Work begins when he gets into a converted van and makes the rounds to Classic Finishes, Sherwin Williams and Lowes, where he finds mistints, mixed colors that didn't quite meet other customers' expectations.
"When they mess it up, they put them aside and sell them cheap. I pour so much on that I can use a gallon on one painting," he said. "If I really want to add a specific color, I'll buy a quart or two of what I need."
He places the canvas on a table that was specially made to be level with his chair.
With plastic bowls or quart cans in his lap, he starts by pouring paint onto the canvas, which he adjusts this way and that to guide his creation into being.
"I start out doing what I think I see in my mind, and it will end up halfway through becoming something different," he said. "I see something and I try to re-create it, but it usually comes out differently."
He uses plastic spoons to add splashes of color.
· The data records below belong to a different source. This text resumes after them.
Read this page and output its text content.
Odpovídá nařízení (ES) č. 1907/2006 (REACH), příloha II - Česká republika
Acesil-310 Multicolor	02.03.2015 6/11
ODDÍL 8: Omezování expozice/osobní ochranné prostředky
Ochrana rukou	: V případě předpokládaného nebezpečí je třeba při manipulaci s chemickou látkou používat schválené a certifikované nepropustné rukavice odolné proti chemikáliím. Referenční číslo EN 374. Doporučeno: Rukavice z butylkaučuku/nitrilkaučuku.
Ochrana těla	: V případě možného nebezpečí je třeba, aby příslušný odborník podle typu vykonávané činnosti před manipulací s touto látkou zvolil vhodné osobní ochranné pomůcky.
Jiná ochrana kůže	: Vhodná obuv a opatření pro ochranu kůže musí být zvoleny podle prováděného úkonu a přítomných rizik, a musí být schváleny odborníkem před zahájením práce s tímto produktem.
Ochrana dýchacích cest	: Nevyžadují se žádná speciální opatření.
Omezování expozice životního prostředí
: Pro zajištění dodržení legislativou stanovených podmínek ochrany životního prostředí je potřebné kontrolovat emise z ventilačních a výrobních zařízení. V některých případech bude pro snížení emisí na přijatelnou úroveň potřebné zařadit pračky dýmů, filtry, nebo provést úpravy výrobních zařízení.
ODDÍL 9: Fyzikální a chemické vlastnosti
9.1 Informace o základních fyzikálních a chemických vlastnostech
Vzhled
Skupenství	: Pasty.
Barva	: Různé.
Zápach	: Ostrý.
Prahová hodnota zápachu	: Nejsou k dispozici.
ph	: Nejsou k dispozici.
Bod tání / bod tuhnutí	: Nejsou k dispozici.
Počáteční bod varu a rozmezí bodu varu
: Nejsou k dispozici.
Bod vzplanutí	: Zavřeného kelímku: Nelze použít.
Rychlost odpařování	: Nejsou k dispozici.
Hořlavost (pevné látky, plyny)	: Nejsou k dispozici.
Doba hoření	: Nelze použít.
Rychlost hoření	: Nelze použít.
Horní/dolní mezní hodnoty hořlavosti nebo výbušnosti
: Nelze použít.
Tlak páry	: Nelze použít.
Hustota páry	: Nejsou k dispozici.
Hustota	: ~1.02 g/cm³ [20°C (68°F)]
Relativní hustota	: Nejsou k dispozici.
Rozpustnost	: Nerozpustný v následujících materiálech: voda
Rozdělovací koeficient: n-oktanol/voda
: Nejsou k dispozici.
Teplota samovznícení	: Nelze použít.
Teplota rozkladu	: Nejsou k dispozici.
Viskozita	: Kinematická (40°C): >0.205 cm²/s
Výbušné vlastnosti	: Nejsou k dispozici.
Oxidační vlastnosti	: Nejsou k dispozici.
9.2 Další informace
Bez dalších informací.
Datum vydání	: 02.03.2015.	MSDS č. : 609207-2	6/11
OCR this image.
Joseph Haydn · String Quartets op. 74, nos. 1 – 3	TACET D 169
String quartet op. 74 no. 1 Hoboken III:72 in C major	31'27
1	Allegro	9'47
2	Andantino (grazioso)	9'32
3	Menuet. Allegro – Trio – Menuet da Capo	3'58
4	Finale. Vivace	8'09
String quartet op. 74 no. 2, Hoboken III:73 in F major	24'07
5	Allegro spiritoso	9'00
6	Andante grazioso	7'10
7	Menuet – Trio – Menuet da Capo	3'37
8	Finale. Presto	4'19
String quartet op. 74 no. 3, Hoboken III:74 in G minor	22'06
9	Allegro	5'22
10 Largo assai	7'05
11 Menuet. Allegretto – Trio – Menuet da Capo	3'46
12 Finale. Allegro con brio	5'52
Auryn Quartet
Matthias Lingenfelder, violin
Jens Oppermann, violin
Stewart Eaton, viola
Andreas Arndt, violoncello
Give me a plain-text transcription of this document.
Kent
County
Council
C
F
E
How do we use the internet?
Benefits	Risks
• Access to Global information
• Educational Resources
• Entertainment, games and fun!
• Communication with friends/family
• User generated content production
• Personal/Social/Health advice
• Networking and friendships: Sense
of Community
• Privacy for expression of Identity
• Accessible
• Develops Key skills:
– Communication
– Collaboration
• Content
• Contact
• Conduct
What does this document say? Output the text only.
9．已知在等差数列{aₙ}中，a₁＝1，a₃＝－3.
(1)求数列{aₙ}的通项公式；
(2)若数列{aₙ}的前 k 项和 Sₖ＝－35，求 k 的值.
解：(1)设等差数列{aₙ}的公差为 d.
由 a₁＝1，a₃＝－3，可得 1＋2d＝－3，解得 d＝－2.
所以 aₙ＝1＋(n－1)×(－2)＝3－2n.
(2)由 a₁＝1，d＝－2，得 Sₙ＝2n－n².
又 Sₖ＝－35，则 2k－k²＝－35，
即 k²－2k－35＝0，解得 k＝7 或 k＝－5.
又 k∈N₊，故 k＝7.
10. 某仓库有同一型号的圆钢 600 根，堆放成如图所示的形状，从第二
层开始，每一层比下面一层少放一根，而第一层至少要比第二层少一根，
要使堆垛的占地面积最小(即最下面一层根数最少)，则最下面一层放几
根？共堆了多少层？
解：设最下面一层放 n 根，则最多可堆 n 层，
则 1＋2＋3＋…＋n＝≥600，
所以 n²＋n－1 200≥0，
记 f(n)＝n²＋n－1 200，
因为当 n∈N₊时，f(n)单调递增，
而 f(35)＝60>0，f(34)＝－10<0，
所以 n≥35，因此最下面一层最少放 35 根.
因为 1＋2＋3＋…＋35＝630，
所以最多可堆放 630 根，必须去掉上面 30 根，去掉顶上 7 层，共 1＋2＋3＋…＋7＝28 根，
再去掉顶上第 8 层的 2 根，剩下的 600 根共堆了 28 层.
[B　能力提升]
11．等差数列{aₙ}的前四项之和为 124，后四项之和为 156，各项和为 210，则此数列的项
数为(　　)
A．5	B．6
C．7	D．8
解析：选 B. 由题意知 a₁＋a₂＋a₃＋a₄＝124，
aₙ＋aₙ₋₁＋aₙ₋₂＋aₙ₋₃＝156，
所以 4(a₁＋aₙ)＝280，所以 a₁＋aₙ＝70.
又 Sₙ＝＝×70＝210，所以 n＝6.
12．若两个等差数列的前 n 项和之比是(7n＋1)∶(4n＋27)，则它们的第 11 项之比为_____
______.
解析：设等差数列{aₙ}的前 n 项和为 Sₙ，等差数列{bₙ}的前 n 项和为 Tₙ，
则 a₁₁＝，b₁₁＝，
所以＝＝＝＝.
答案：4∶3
Each spoon has a Styrofoam ball stuck to the end to make it easier to grab with his surgically modified hand.
"Sometimes I'll use sticks or spoons or whatever I can find to draw in the paint to get what I want," he said.
He steers the wheelchair around the table and canvas, adding a little here, drawing something there, following his artist's intuition. A piece may take two hours or two weeks. He knows when it's finished.
"I want it to be just the way I want it," he said. "I don't want to leave anything undone. It would drive me nuts."
The result is usually abstract and open to interpretation, though he's done a series of "quiltwork" butterflies that are easily identified.
It took time to develop confidence in his artistic process. Some paintings are lost for all time because he covered them as soon as they were finished.
"Either I didn't like it or thought someone else wouldn't like it," he said. "I learned you have to trust yourself at least until it's done and finished because it's your work of art. There are no mistakes."
A.J. "Gus" Staub III, a Tupelo artist who works with colored pencils, happened to see photos of Heard's work and was impressed enough to suggest entering pieces in the Missouri show.
"He doesn't have a lot of training," Staub said, "but he's got an inborn sense of color that a lot of people don't have, and he's got a great sense of fun. He's doing some exciting stuff."
Art lovers at this year's GumTree Festival agreed. Heard sold several pieces, though it wasn't necessarily easy on the budding artist.
"When one sold, it was like Ahhh, my baby,'" he said, mockingly grabbing at his heart. "Seriously, I do this because I want people to enjoy them."
In addition to Daddy's Duck, his work hangs at IVs Restaurant and Options Salon, as well as Living Independence For Everyone, where he also serves as a peer counselor for other people with disabilities.
All artists face obstacles. Internal and external critics have derailed many a creative urge. Heard said he's no different from any other painter when approaching an empty canvas. His limitations are the same that bedevil the rest of the art world; no more, no less.
"I really don't look at this as being much of a problem," he said, glancing at his wheelchair. "It's got to a point where I'm used to it. It takes as much time now getting ready in the morning as before I had the wreck.
"Trial and error, that's what my life kind of turned into," he continued. "Every time I do a painting, I want it to be totally different. I'm always trying to find a way to do it better. I want to see what I can come up with, you know?"
William Heard's Web site is still under construction, but should be online in the coming weeks. It'll be located at www.williamflewellenheard.com.